Agricultural trade between the two countries started to boom after the signing of the China-Association of Southeast Asian Nations Free Trade Area, which took effect in 2010, allowing tariff-free trade between China and Southeast Asian countries.
After China's signing of the Regional Comprehensive Economic Partnership pact, a free-trade agreement with 14 Asia-Pacific nations, including Vietnam, that took effect last year, the scope of the tariff remission expanded.
Vietnam pledged to remove tariffs immediately or in stages for 91.3 percent of agricultural imports from China, including frozen seafood, eggs and honey.
China has pledged to do the same for 92.6 percent of agricultural imports from Vietnam.

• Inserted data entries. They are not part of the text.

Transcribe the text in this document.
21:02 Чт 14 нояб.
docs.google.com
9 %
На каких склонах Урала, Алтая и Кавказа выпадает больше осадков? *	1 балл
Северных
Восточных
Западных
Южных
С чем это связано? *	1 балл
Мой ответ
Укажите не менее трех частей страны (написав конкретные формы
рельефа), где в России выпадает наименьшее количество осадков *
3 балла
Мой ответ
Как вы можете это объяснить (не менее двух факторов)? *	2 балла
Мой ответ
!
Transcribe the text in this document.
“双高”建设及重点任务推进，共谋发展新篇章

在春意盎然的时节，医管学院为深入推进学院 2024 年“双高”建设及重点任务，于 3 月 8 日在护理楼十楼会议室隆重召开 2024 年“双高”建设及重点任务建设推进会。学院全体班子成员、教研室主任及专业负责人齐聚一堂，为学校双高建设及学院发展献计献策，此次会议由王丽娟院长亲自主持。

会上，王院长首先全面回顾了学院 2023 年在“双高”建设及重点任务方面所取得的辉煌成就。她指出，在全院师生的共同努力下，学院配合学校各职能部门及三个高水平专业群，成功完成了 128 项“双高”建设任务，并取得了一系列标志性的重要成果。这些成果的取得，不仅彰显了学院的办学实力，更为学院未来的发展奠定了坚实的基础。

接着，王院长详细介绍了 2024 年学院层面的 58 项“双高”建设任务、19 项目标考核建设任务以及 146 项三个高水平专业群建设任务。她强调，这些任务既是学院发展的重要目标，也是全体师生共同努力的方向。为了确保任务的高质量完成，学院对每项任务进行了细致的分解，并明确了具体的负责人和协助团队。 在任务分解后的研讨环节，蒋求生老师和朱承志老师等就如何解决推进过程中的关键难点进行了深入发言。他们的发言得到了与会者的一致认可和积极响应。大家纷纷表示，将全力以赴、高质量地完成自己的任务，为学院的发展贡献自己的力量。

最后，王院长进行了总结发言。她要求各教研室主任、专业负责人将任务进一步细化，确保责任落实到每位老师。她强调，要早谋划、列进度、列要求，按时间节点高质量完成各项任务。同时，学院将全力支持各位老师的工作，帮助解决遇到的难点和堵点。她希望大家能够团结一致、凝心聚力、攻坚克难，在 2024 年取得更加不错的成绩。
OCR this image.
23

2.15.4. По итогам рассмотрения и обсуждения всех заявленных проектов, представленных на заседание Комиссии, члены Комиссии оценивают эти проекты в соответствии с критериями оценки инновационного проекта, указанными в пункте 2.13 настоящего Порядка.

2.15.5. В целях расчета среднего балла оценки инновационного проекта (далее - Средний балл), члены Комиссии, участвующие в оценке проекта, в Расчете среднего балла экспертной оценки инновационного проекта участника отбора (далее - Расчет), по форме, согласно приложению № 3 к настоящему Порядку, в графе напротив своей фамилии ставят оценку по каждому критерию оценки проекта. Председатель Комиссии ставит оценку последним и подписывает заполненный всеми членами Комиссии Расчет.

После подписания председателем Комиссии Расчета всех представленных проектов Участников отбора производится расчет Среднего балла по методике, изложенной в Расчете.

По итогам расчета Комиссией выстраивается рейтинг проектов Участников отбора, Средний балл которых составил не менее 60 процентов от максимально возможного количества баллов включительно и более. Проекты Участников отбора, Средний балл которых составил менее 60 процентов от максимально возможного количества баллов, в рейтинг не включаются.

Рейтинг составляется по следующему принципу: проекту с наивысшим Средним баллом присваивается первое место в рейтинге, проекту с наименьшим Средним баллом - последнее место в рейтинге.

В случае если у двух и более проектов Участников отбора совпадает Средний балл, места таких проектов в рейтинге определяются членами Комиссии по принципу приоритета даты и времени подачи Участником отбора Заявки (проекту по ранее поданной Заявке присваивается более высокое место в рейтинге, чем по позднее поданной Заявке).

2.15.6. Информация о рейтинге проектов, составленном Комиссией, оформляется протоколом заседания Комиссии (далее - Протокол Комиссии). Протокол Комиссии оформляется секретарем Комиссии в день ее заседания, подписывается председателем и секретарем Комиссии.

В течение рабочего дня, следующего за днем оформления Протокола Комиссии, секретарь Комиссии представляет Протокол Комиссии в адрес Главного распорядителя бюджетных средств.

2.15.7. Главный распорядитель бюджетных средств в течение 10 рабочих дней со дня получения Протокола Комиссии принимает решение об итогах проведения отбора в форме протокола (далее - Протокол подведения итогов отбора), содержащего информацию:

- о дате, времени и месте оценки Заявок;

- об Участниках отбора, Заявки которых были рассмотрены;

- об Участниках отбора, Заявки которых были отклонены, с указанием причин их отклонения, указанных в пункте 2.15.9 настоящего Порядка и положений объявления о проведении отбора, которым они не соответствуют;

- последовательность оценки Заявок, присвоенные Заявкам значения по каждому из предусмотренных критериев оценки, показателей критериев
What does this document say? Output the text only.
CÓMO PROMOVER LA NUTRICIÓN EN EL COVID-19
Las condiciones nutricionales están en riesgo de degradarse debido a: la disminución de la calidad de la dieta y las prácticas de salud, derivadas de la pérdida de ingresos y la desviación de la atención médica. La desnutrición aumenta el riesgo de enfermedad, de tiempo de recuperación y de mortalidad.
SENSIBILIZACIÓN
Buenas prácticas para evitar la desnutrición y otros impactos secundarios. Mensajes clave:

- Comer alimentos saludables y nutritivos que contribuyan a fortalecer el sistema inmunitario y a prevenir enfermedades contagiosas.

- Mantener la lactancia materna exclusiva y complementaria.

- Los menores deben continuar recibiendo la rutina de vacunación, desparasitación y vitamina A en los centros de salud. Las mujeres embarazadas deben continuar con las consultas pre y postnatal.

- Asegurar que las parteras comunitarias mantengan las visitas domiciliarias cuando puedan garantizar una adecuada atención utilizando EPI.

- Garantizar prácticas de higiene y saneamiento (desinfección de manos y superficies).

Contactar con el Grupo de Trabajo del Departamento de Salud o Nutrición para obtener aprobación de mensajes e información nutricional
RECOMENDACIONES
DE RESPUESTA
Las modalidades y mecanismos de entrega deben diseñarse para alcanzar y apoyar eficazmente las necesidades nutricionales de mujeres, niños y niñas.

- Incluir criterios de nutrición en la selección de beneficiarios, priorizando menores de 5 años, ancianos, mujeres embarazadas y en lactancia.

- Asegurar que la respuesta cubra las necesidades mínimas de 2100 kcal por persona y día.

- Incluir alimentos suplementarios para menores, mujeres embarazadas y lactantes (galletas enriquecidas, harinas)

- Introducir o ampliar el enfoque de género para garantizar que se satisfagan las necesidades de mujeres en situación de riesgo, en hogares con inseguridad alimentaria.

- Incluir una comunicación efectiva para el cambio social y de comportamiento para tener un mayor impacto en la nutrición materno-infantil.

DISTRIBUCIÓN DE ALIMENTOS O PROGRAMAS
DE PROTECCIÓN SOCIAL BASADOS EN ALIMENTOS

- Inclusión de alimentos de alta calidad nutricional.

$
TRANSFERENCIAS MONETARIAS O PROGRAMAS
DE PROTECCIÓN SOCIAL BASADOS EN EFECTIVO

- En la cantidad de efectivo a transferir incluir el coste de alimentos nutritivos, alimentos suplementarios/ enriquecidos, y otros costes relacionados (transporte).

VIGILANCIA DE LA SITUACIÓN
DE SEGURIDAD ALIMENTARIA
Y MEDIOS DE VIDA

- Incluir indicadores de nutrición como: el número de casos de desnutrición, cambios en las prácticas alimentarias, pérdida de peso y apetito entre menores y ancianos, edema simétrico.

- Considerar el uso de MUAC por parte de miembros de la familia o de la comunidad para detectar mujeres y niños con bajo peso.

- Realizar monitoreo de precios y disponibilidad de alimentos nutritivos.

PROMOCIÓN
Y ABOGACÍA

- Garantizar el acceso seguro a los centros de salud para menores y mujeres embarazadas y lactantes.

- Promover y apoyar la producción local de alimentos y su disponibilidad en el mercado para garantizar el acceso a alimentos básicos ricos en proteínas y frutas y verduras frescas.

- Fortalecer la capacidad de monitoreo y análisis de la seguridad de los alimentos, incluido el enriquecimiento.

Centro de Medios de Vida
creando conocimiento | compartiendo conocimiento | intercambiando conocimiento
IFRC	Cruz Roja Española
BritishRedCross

Guangxi has been at the forefront of such trade. Customs data published by Nanning, the regional capital, showed that Vietnam-Guangxi trade reached about 223 billion yuan in the first 11 months of this year, up 31 percent year-on-year.
Cheng Yingchao, a customs official in Nanning, told China News Service that this was the largest increase since 2016.
Over the same period, agricultural imports from Vietnam surged 57 percent year-on-year to 7.49 billion yuan.
Vietnamese durians were a new favorite in Guangxi and across China. The prickly tropical fruit was approved for import in July 2022. From January to November, Guangxi bought 4.16 billion yuan worth of durians from Vietnam, more than eight times the figure during the same period last year.
The RCEP agreement, which has created the world's largest trading bloc, promotes the import of a range of Vietnamese fruits such as passion fruit and bananas, as well as fruits from other countries in the region.
China and Vietnam have in recent years emerged as each other's most crucial agricultural trade partner, official figures showed, and the two countries are seeking closer ties under the RCEP.
The trade volume of farm produce between the two neighbors jumped from $2.1 billion in 2010 to $9.4 billion in 2020, according to China's Ministry of Agriculture and Rural Affairs.
In 2020, China bought almost $4 billion worth of agricultural products from Vietnam — a major producer of rice, corn, coffee and rubber — up from $770 million a decade ago. Chinese agricultural exports to its southern neighbor also soared over the period, from $1.35 billion to $5.49 billion.
China was Vietnam's second-largest destination for agricultural exports after the United States by 2020, as well as the primary source of such imports at the time.
Vietnam's agricultural trade with China in 2019 accounted for 18 percent of its total, which was twice that of 2010, the ministry said.
In the first eight months of this year, China overtook the US to become Vietnam's largest market for farm produce, official figures showed.